You can’t omit this argument when using JSON_VALUE()
, as it is a required argument. This is probably due to the fact that the function can only return a scalar value. If the first argument only consisted of a scalar value, it wouldn’t be valid JSON.
Anyway, here’s an example of omitting the path argument from JSON_QUERY()
:
SELECT JSON_QUERY('{"Name": "Homer"}') AS 'Result';
Result:
+-------------------+ | Result | |-------------------| | {"Name": "Homer"} | +-------------------+
And here’s what happens if we try that trick with JSON_VALUE()
:
SELECT JSON_VALUE('{"Name": "Homer"}') AS 'Result';
Result:
Msg 174, Level 15, State 1, Line 1 The json_value function requires 2 argument(s).
Example 7 – Path Mode
In the earlier examples, when a function couldn’t handle the supplied path, it returned NULL
. This is because all of those examples were run in lax mode (the default mode).
If we’d run them in strict mode, we would’ve received an error instead.
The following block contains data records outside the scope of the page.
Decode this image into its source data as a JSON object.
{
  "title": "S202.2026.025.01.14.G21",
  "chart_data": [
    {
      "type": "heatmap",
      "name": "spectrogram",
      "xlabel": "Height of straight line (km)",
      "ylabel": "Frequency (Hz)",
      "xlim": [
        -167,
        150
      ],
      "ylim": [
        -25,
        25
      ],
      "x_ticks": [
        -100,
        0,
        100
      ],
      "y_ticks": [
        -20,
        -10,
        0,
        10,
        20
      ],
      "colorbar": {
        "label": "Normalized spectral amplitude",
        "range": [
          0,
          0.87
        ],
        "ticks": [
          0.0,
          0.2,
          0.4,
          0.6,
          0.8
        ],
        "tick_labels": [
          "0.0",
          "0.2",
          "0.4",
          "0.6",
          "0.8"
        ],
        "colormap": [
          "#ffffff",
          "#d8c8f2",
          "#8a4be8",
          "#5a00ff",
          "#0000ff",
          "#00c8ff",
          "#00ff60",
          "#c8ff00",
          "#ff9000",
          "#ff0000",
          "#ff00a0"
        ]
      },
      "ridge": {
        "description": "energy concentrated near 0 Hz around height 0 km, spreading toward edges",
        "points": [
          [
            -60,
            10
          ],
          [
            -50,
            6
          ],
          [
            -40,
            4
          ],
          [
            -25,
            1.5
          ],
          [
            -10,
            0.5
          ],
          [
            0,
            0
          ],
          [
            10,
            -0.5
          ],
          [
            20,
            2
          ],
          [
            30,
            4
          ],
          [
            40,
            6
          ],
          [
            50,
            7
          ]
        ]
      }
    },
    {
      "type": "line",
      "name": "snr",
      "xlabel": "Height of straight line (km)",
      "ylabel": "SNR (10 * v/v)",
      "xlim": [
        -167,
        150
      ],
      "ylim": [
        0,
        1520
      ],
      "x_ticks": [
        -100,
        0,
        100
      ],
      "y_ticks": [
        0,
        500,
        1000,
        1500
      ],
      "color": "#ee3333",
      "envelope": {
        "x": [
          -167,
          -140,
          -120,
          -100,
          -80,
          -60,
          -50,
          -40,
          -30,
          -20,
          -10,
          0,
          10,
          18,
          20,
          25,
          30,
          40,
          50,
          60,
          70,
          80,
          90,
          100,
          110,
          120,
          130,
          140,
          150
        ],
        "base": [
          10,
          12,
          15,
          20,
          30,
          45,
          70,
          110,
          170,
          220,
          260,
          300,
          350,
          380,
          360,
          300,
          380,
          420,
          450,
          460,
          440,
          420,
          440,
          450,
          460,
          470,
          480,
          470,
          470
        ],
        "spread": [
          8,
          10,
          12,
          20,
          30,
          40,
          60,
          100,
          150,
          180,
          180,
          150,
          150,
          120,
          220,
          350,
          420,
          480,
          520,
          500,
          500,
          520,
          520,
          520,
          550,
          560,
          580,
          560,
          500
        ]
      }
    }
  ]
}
To explicitly specify the path mode, simply add it before the dollar sign (and leave a space between them).
Here’s an example of what happens when you provide an invalid path while in strict mode:
SELECT JSON_VALUE('{"Name": "Homer"}', 'strict $.Name') AS 'JSON_VALUE', JSON_QUERY('{"Name": "Homer"}', 'strict $.Name') AS 'JSON_QUERY';
Result:
Msg 13624, Level 16, State 2, Line 1 Object or array cannot be found in the specified JSON path.